Дом он, впрочем, узнал, — и опять были гости, гости, — но вдруг Лужин понял, что он просто вернулся в недавний сон, ибо невеста шепотом спросила его: «Ну что, не тошнит больше?» — и как же она могла об этом знать наяву? «В хорошем сне мы живем, — сказал он ей тихо. — Я ведь все понял». Он посмотрел вокруг себя, увидел стол и лица сидящих, отражение их в самоваре — в особой самоварной перспективе — и с большим облегчением добавил: «Значит, и это тоже сон? эти господа — сон? Ну-ну…». «Тише, тише, что вы лопочете», — беспокойно зашептала она, и Лужин подумал, что она права, не надо спугивать сновидение, пусть они посидят, эти люди, до поры до времени. Но самым замечательным в этом сне было то, что кругом, по-видимому, Россия, из которой сам спящий давненько выехал. Жители сна, веселые люди, пившие чай, разговаривали по-русски, и сахарница была точь-в-точь такая же, как та, из которой он черпал сахарную пудру на веранде, в летний малиновый вечер, много лет тому назад. Это возвращение в Россию Лужин отметил с интересом, с удовольствием. Оно его забавляло, главным образом, как остроумное повторение известной идеи, что бывает, например, когда в живой игре на доске повторяется в своеобразном преломлении чисто задачная комбинация, давно открытая теорией.
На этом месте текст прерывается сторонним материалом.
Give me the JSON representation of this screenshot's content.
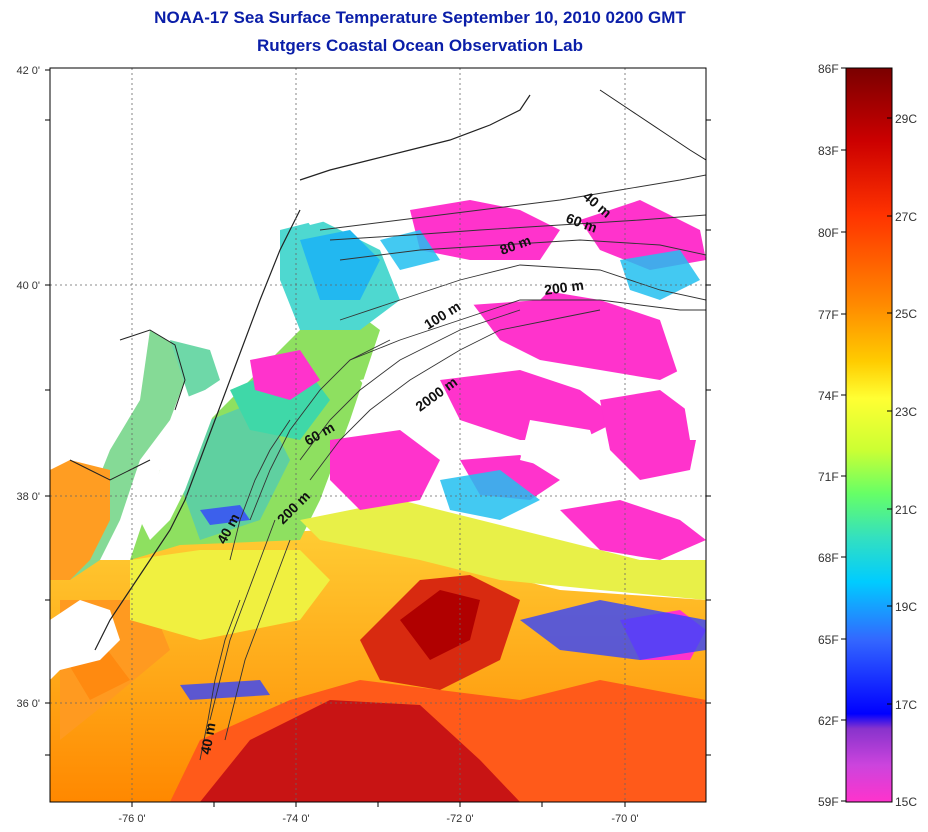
{
  "title": {
    "line1": "NOAA-17 Sea Surface Temperature September 10, 2010 0200 GMT",
    "line2": "Rutgers Coastal Ocean Observation Lab"
  },
  "map": {
    "lat_ticks": [
      "42 0'",
      "40 0'",
      "38 0'",
      "36 0'"
    ],
    "lon_ticks": [
      "-76 0'",
      "-74 0'",
      "-72 0'",
      "-70 0'"
    ],
    "depth_labels": [
      "40 m",
      "60 m",
      "80 m",
      "200 m",
      "100 m",
      "2000 m",
      "60 m",
      "200 m",
      "40 m",
      "40 m"
    ]
  },
  "colorbar": {
    "fahrenheit": [
      "86F",
      "83F",
      "80F",
      "77F",
      "74F",
      "71F",
      "68F",
      "65F",
      "62F",
      "59F"
    ],
    "celsius": [
      "29C",
      "27C",
      "25C",
      "23C",
      "21C",
      "19C",
      "17C",
      "15C"
    ],
    "colors": [
      "#7a0000",
      "#cc0000",
      "#ff3300",
      "#ff8800",
      "#ffcc00",
      "#ffff33",
      "#ccff33",
      "#66ff66",
      "#33e0c0",
      "#00ccff",
      "#3366ff",
      "#0000ff",
      "#8833cc",
      "#cc44dd",
      "#ff33cc"
    ]
  }
}
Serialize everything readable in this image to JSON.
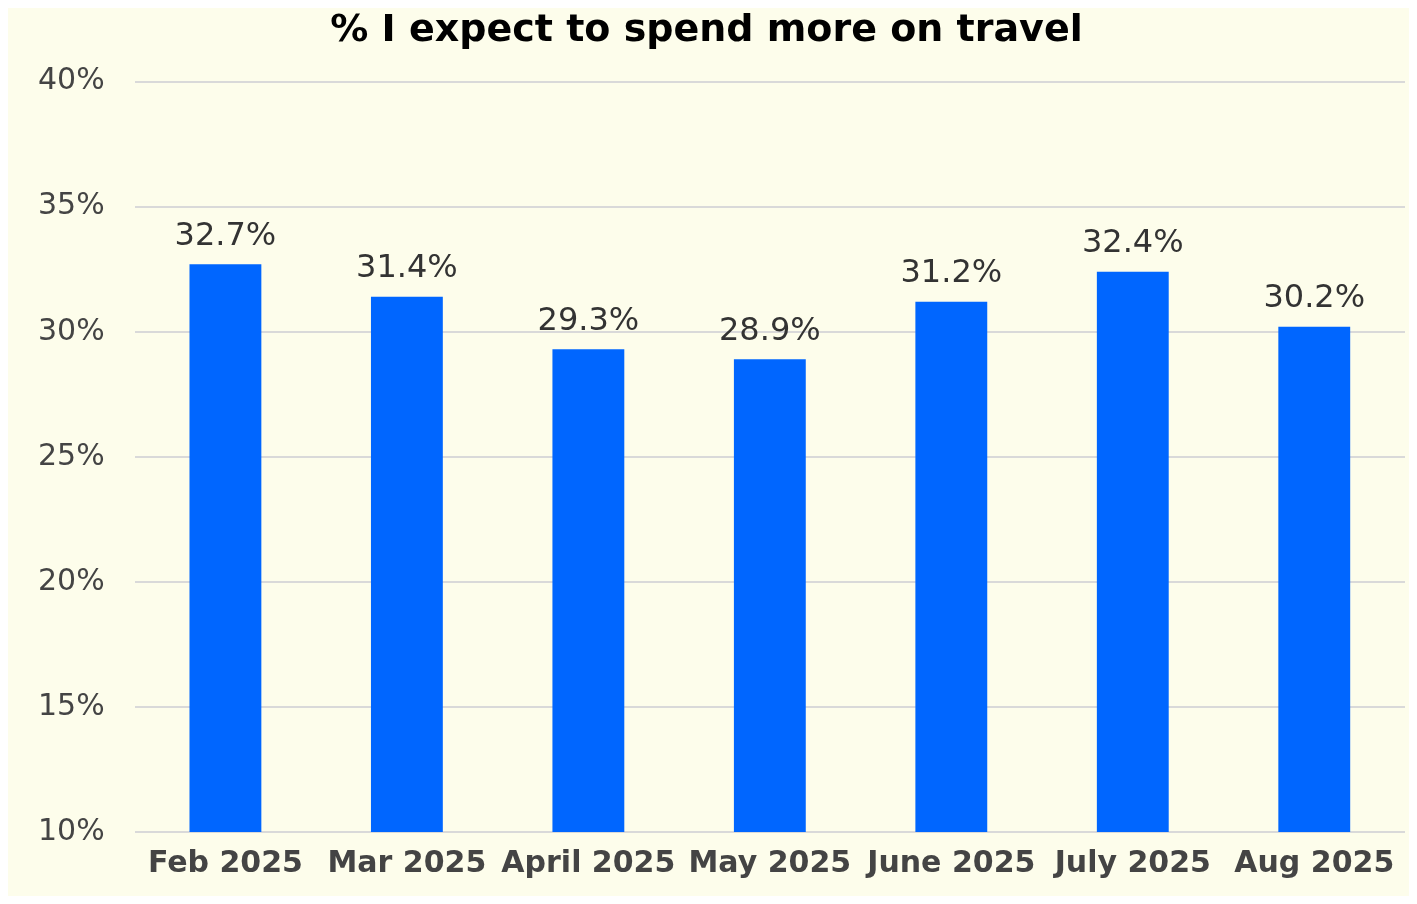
{
  "chart_data": {
    "type": "bar",
    "title": "% I expect to spend more on travel",
    "categories": [
      "Feb 2025",
      "Mar 2025",
      "April 2025",
      "May 2025",
      "June 2025",
      "July 2025",
      "Aug 2025"
    ],
    "values": [
      32.7,
      31.4,
      29.3,
      28.9,
      31.2,
      32.4,
      30.2
    ],
    "value_labels": [
      "32.7%",
      "31.4%",
      "29.3%",
      "28.9%",
      "31.2%",
      "32.4%",
      "30.2%"
    ],
    "color": "#0066ff",
    "ylim": [
      10,
      40
    ],
    "yticks": [
      {
        "value": 10,
        "label": "10%"
      },
      {
        "value": 15,
        "label": "15%"
      },
      {
        "value": 20,
        "label": "20%"
      },
      {
        "value": 25,
        "label": "25%"
      },
      {
        "value": 30,
        "label": "30%"
      },
      {
        "value": 35,
        "label": "35%"
      },
      {
        "value": 40,
        "label": "40%"
      }
    ],
    "grid": "y",
    "legend": false
  }
}
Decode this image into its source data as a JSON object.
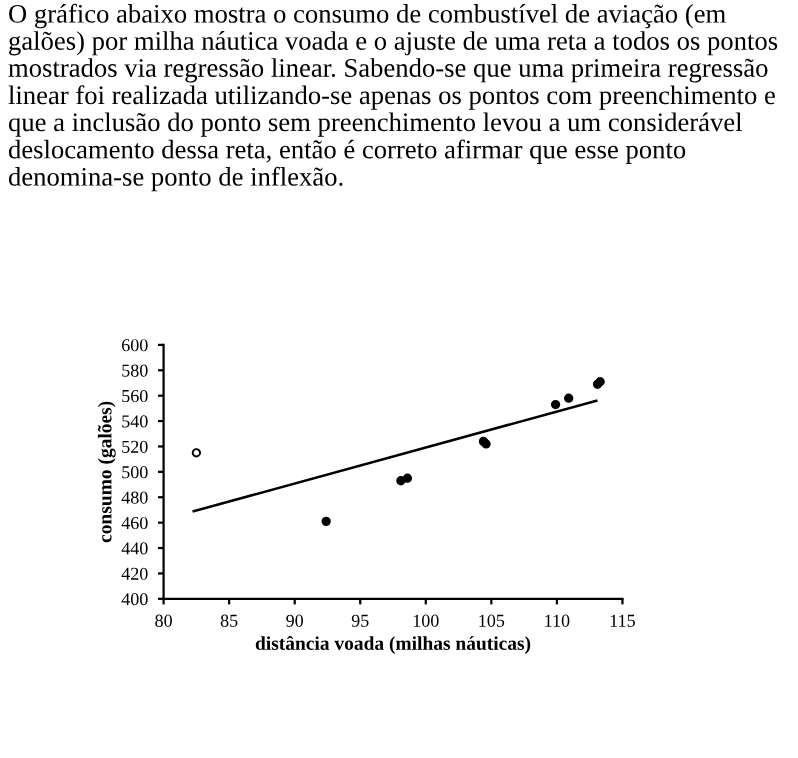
{
  "chart_data": {
    "type": "scatter",
    "title": "O gráfico abaixo mostra o consumo de combustível de aviação (em galões) por milha náutica voada e o ajuste de uma reta a todos os pontos mostrados via regressão linear. Sabendo-se que uma primeira regressão linear foi realizada utilizando-se apenas os pontos com preenchimento e que a inclusão do ponto sem preenchimento levou a um considerável deslocamento dessa reta, então é correto afirmar que esse ponto denomina-se ponto de inflexão.",
    "xlabel": "distância voada (milhas náuticas)",
    "ylabel": "consumo (galões)",
    "xlim": [
      80,
      115
    ],
    "xticks": [
      80,
      85,
      90,
      95,
      100,
      105,
      110,
      115
    ],
    "ylim": [
      400,
      600
    ],
    "yticks": [
      400,
      420,
      440,
      460,
      480,
      500,
      520,
      540,
      560,
      580,
      600
    ],
    "grid": false,
    "legend": false,
    "series": [
      {
        "marker": "circle",
        "color": "#000000",
        "x": [
          92.4,
          98.1,
          98.6,
          104.4,
          104.6,
          109.9,
          110.9,
          113.1,
          113.3
        ],
        "values": [
          461,
          493,
          495,
          524,
          522,
          553,
          558,
          569,
          571
        ]
      },
      {
        "marker": "circle",
        "color": "#ffffff",
        "x": [
          82.5
        ],
        "values": [
          515
        ]
      },
      {
        "type": "line",
        "marker": "none",
        "color": "#000000",
        "x": [
          82.3,
          113
        ],
        "values": [
          469,
          556
        ]
      }
    ]
  }
}
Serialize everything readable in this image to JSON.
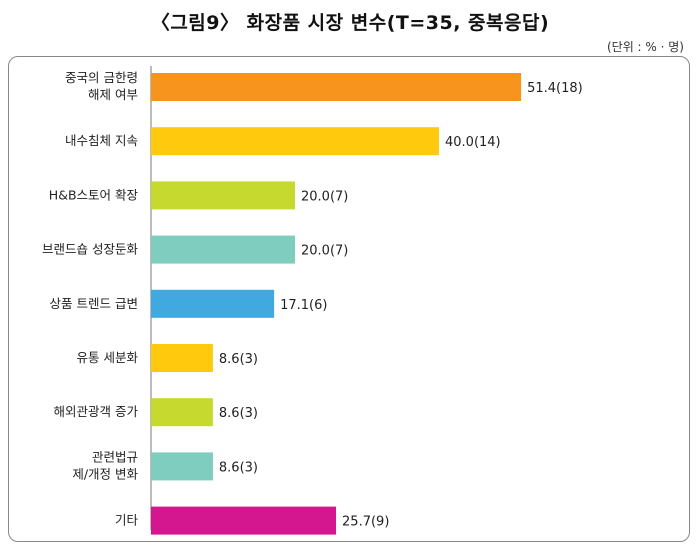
{
  "title": "〈그림9〉 화장품 시장 변수(T=35, 중복응답)",
  "unit_note": "(단위 : % · 명)",
  "chart_data": {
    "type": "bar",
    "orientation": "horizontal",
    "categories": [
      [
        "중국의 금한령",
        "해제 여부"
      ],
      [
        "내수침체 지속"
      ],
      [
        "H&B스토어 확장"
      ],
      [
        "브랜드숍 성장둔화"
      ],
      [
        "상품 트렌드 급변"
      ],
      [
        "유통 세분화"
      ],
      [
        "해외관광객 증가"
      ],
      [
        "관련법규",
        "제/개정 변화"
      ],
      [
        "기타"
      ]
    ],
    "values": [
      51.4,
      40.0,
      20.0,
      20.0,
      17.1,
      8.6,
      8.6,
      8.6,
      25.7
    ],
    "counts": [
      18,
      14,
      7,
      7,
      6,
      3,
      3,
      3,
      9
    ],
    "value_labels": [
      "51.4(18)",
      "40.0(14)",
      "20.0(7)",
      "20.0(7)",
      "17.1(6)",
      "8.6(3)",
      "8.6(3)",
      "8.6(3)",
      "25.7(9)"
    ],
    "colors": [
      "#F7941D",
      "#FFC90E",
      "#C6D92E",
      "#7ECDBE",
      "#3FA9E0",
      "#FFC90E",
      "#C6D92E",
      "#7ECDBE",
      "#D4178E"
    ],
    "xlim": [
      0,
      100
    ],
    "grid": false,
    "legend": "none"
  }
}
Все время, однако, то слабее, то резче, проступали в этом сне тени его подлинной шахматной жизни, и она, наконец, прорвалась наружу, и уже была просто ночь в гостинице, шахматные мысли, шахматная бессонница, размышления над острой защитой, придуманной им против дебюта Турати. Он ясно бодрствовал, ясно работал ум, очищенный от всякого сора, понявший, что всё, кроме шахмат, только очаровательный сон, в котором млеет и тает, как золотой дым луны, образ милой, ясноглазой барышни с голыми руками. Лучи его сознания, которые, бывало, рассеивались, ощупывая окружавший его не совсем понятный мир, и потому теряли половину своей силы, теперь окрепли, сосредоточились, когда этот мир расплылся в мираж, и уже не было надобности о нем беспокоиться. Стройна, отчетлива и богата приключениями была подлинная жизнь, шахматная жизнь, и с гордостью Лужин замечал, как легко ему в этой жизни властвовать, как все в ней слушается его воли и покорно его замыслам. Некоторые партии, им сыгранные на берлинском турнире, были знатоками тогда же названы бессмертными. Одну он выиграл, пожертвовав последовательно ферзем, ладьей, конем; в другой занял такую динамическую позицию одной своей пешкой, что она приобрела совершенно чудовищную силу и все росла, вздувалась, тлетворная для противника, как злокачественный нарыв в самом нежном месте доски; в третьей, наконец, партии Лужин, сделав бессмысленный на вид ход, возбудивший ропот среди зрителей, построил противнику сложную ловушку, которую тот разгадал слишком поздно. В этих партиях и во всех остальных, сыгранных им на этом незабываемом турнире, чувствовалась поразительная ясность мысли, беспощадная логика. Но и Турати играл превосходно, Турати тоже делал пункт за пунктом, несколько гипнотизируя противника дерзостью воображения и слишком, быть может, доверяясь шахматной фортуне, не покидавшей его до сих пор. Его встреча с Лужиным решала, кому достанется первый приз, и были те, которые говорили, что прозрачность и легкость лужинской мысли одержат верх над мятежной фантазией итальянца, и были те, которые предсказывали, что огненный, нахрапом берущий Турати победит дальнозоркого русского игрока. И день этой встречи настал.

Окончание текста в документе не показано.